Atalarımızın çok güzel sözleri var.
‘Su uyur düşman uyumaz.’
Türkiye güçlendikçe düşmanlarımız artıyor.
Şehitlerimizin acısının tarifi yok.
Artık onların aileleri, Devletimize ve Türk Milletine emanet.
Allah’ın rahmeti üzerlerine olsun.
SAĞLIK VE GÜVENLİK
Sevgili Okurlar,
Hep deriz ya, önce sağlık, sonra güvenlik, olursa da yetecek kadar para iyi olur!
Trabzon, 1995-2010 yılları arasını güvenlik anlamında sıkıntılı geçirdi.
Asayiş sorunlarını uzun uğraşlar sonucu aştı.
Son yıllarda Trabzon çok göç aldı. Buna rağmen emniyetin yoğun çalışması, teknik takiplerle birlikte huzurlu bir kente evrildik.
Geçen akşam yaygın bir televizyonda Trabzon’u anlatanlar, ‘Kenti çok sevdik, gece dileğin saatte çık yürü’ dediler.
Böyle bir kentin Emniyet Müdürü elbette önemli.
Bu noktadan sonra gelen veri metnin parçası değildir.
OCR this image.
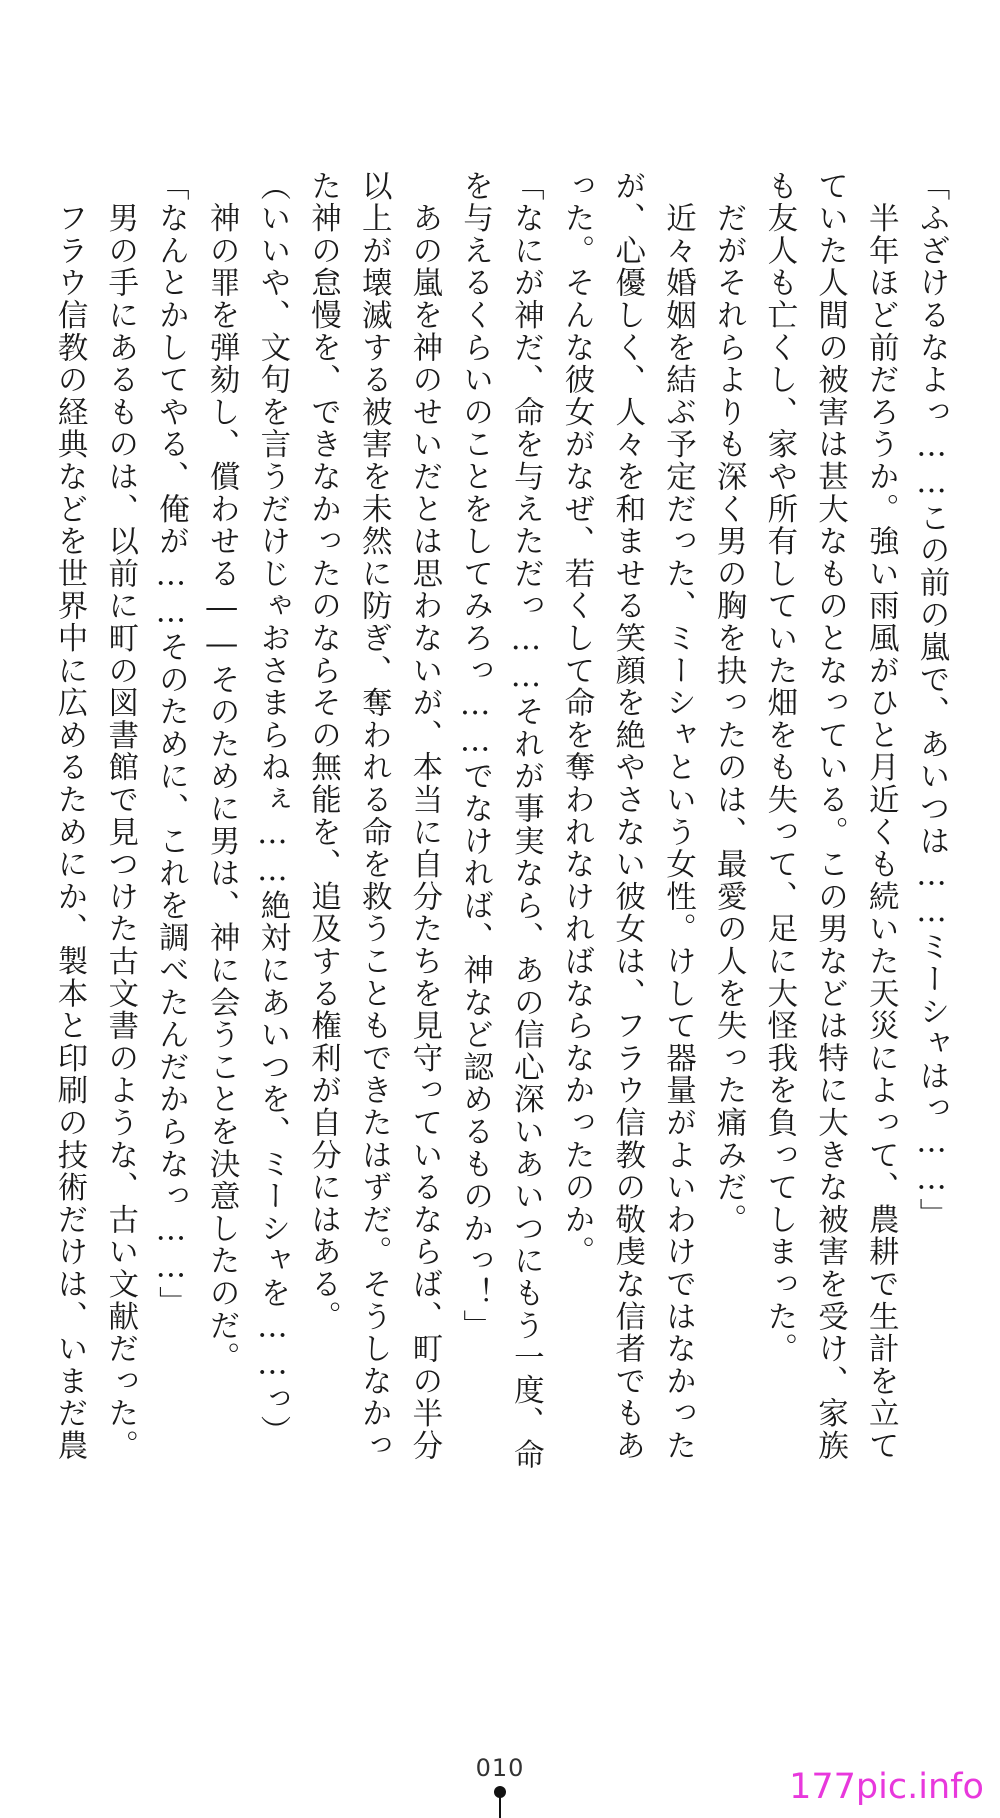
「ふざけるなよっ……この前の嵐で、あいつは……ミーシャはっ……」
　半年ほど前だろうか。強い雨風がひと月近くも続いた天災によって、農耕で生計を立て
ていた人間の被害は甚大なものとなっている。この男などは特に大きな被害を受け、家族
も友人も亡くし、家や所有していた畑をも失って、足に大怪我を負ってしまった。
　だがそれらよりも深く男の胸を抉ったのは、最愛の人を失った痛みだ。
　近々婚姻を結ぶ予定だった、ミーシャという女性。けして器量がよいわけではなかった
が、心優しく、人々を和ませる笑顔を絶やさない彼女は、フラウ信教の敬虔な信者でもあ
った。そんな彼女がなぜ、若くして命を奪われなければならなかったのか。
「なにが神だ、命を与えただっ……それが事実なら、あの信心深いあいつにもう一度、命
を与えるくらいのことをしてみろっ……でなければ、神など認めるものかっ！」
　あの嵐を神のせいだとは思わないが、本当に自分たちを見守っているならば、町の半分
以上が壊滅する被害を未然に防ぎ、奪われる命を救うこともできたはずだ。そうしなかっ
た神の怠慢を、できなかったのならその無能を、追及する権利が自分にはある。
（いいや、文句を言うだけじゃおさまらねぇ……絶対にあいつを、ミーシャを……っ）
　神の罪を弾劾し、償わせる――そのために男は、神に会うことを決意したのだ。
「なんとかしてやる、俺が……そのために、これを調べたんだからなっ……」
　男の手にあるものは、以前に町の図書館で見つけた古文書のような、古い文献だった。
　フラウ信教の経典などを世界中に広めるためにか、製本と印刷の技術だけは、いまだ農
010	177pic.info
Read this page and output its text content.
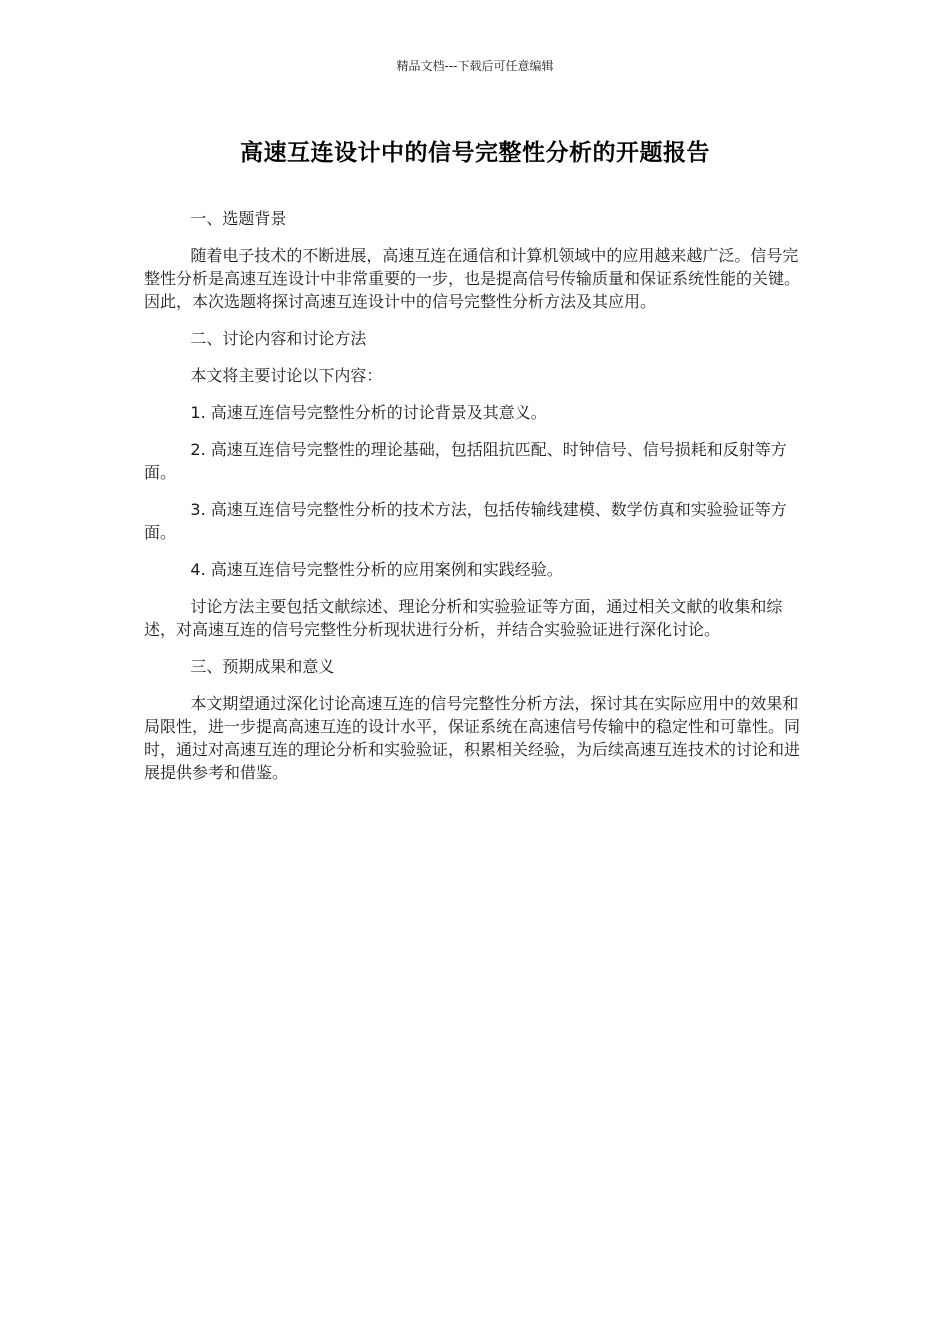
精品文档---下载后可任意编辑
高速互连设计中的信号完整性分析的开题报告

一、选题背景

随着电子技术的不断进展，高速互连在通信和计算机领域中的应用越来越广泛。信号完整性分析是高速互连设计中非常重要的一步，也是提高信号传输质量和保证系统性能的关键。因此，本次选题将探讨高速互连设计中的信号完整性分析方法及其应用。

二、讨论内容和讨论方法

本文将主要讨论以下内容：

1. 高速互连信号完整性分析的讨论背景及其意义。

2. 高速互连信号完整性的理论基础，包括阻抗匹配、时钟信号、信号损耗和反射等方面。

3. 高速互连信号完整性分析的技术方法，包括传输线建模、数学仿真和实验验证等方面。

4. 高速互连信号完整性分析的应用案例和实践经验。

讨论方法主要包括文献综述、理论分析和实验验证等方面，通过相关文献的收集和综述，对高速互连的信号完整性分析现状进行分析，并结合实验验证进行深化讨论。

三、预期成果和意义

本文期望通过深化讨论高速互连的信号完整性分析方法，探讨其在实际应用中的效果和局限性，进一步提高高速互连的设计水平，保证系统在高速信号传输中的稳定性和可靠性。同时，通过对高速互连的理论分析和实验验证，积累相关经验，为后续高速互连技术的讨论和进展提供参考和借鉴。
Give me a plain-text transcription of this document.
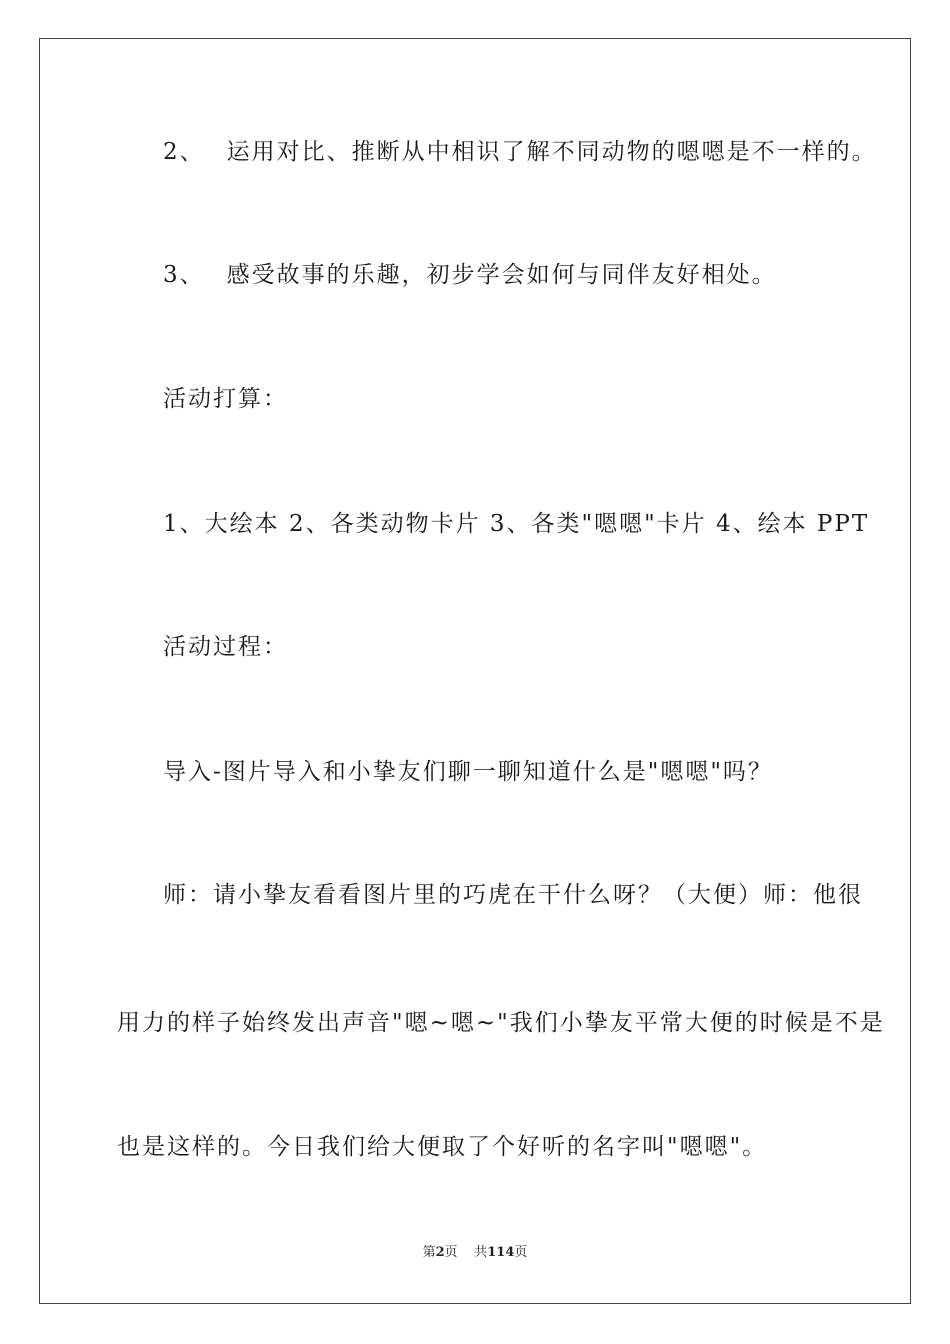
2、 运用对比、推断从中相识了解不同动物的嗯嗯是不一样的。
3、 感受故事的乐趣，初步学会如何与同伴友好相处。
活动打算：
1、大绘本 2、各类动物卡片 3、各类"嗯嗯"卡片 4、绘本 PPT
活动过程：
导入-图片导入和小挚友们聊一聊知道什么是"嗯嗯"吗？
师：请小挚友看看图片里的巧虎在干什么呀？（大便）师：他很
用力的样子始终发出声音"嗯~嗯~"我们小挚友平常大便的时候是不是
也是这样的。今日我们给大便取了个好听的名字叫"嗯嗯"。
第2页 共114页
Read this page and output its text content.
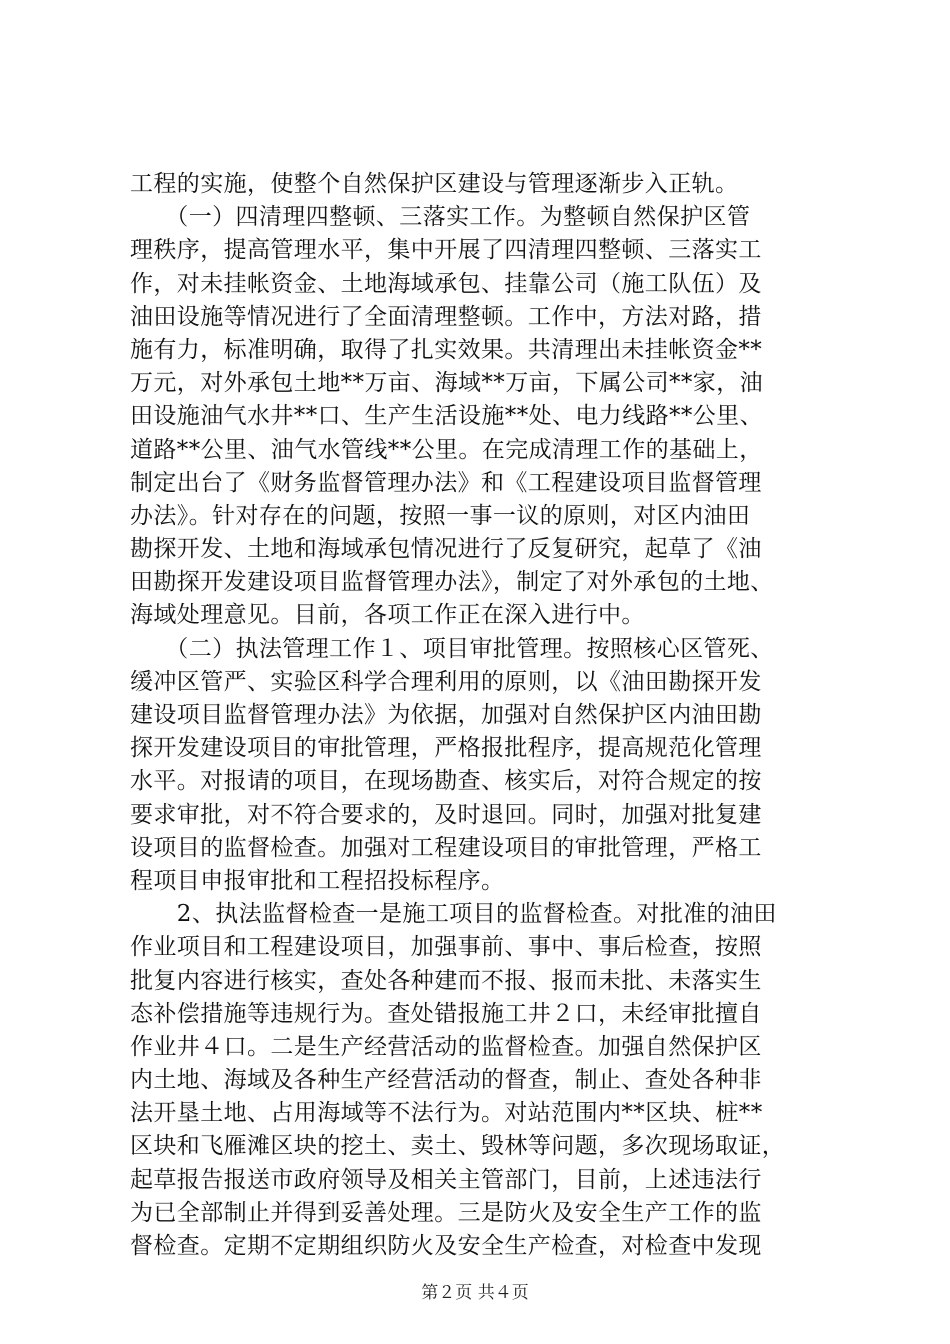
工程的实施，使整个自然保护区建设与管理逐渐步入正轨。
　　（一）四清理四整顿、三落实工作。为整顿自然保护区管
理秩序，提高管理水平，集中开展了四清理四整顿、三落实工
作，对未挂帐资金、土地海域承包、挂靠公司（施工队伍）及
油田设施等情况进行了全面清理整顿。工作中，方法对路，措
施有力，标准明确，取得了扎实效果。共清理出未挂帐资金**
万元，对外承包土地**万亩、海域**万亩，下属公司**家，油
田设施油气水井**口、生产生活设施**处、电力线路**公里、
道路**公里、油气水管线**公里。在完成清理工作的基础上，
制定出台了《财务监督管理办法》和《工程建设项目监督管理
办法》。针对存在的问题，按照一事一议的原则，对区内油田
勘探开发、土地和海域承包情况进行了反复研究，起草了《油
田勘探开发建设项目监督管理办法》，制定了对外承包的土地、
海域处理意见。目前，各项工作正在深入进行中。
　　（二）执法管理工作１、项目审批管理。按照核心区管死、
缓冲区管严、实验区科学合理利用的原则，以《油田勘探开发
建设项目监督管理办法》为依据，加强对自然保护区内油田勘
探开发建设项目的审批管理，严格报批程序，提高规范化管理
水平。对报请的项目，在现场勘查、核实后，对符合规定的按
要求审批，对不符合要求的，及时退回。同时，加强对批复建
设项目的监督检查。加强对工程建设项目的审批管理，严格工
程项目申报审批和工程招投标程序。
　　2、执法监督检查一是施工项目的监督检查。对批准的油田
作业项目和工程建设项目，加强事前、事中、事后检查，按照
批复内容进行核实，查处各种建而不报、报而未批、未落实生
态补偿措施等违规行为。查处错报施工井２口，未经审批擅自
作业井４口。二是生产经营活动的监督检查。加强自然保护区
内土地、海域及各种生产经营活动的督查，制止、查处各种非
法开垦土地、占用海域等不法行为。对站范围内**区块、桩**
区块和飞雁滩区块的挖土、卖土、毁林等问题，多次现场取证，
起草报告报送市政府领导及相关主管部门，目前，上述违法行
为已全部制止并得到妥善处理。三是防火及安全生产工作的监
督检查。定期不定期组织防火及安全生产检查，对检查中发现
第２页 共４页
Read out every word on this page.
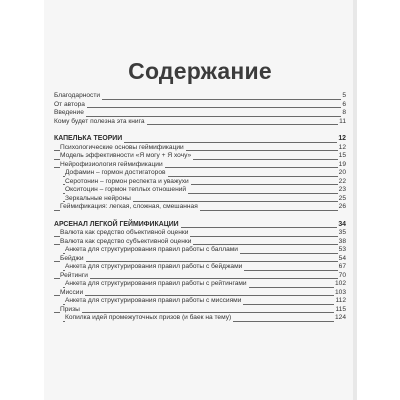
Содержание
Благодарности	5
От автора	6
Введение	8
Кому будет полезна эта книга	11
КАПЕЛЬКА ТЕОРИИ	12
Психологические основы геймификации	12
Модель эффективности «Я могу + Я хочу»	15
Нейрофизиология геймификации	19
Дофамин – гормон достигаторов	20
Серотонин – гормон респекта и уважухи	22
Окситоцин – гормон теплых отношений	23
Зеркальные нейроны	25
Геймификация: легкая, сложная, смешанная	26
АРСЕНАЛ ЛЕГКОЙ ГЕЙМИФИКАЦИИ	34
Валюта как средство объективной оценки	35
Валюта как средство субъективной оценки	38
Анкета для структурирования правил работы с баллами	53
Бейджи	54
Анкета для структурирования правил работы с бейджами	67
Рейтинги	70
Анкета для структурирования правил работы с рейтингами	102
Миссии	103
Анкета для структурирования правил работы с миссиями	112
Призы	115
Копилка идей промежуточных призов (и баек на тему)	124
Allah var, Murat Esertürk soğuk adamdı ama asayiş konusunda tavizsizdi.
Şimdi makamda Ali Loğoğlu var.
Tanıştık sohbet ettik. Kendinden emin ve kararlı. Başarılar diliyorum.
1985 yılından itibaren Trabzon’dan yolu geçen tüm emniyet müdürleri ile yakındık.
Kentin asayişinin iyi olması için yayıncılık anlamında üzerimize düşen uyarıları yapmaya çalıştık.
Zaman, zaman çok zor dönemler yaşadık.
Bugün daha güvenlik bir şehirdeyiz.
Bu huzurun kaybolmaması için her vatandaşın sorumluluklarını yerine getirmesi şarttır.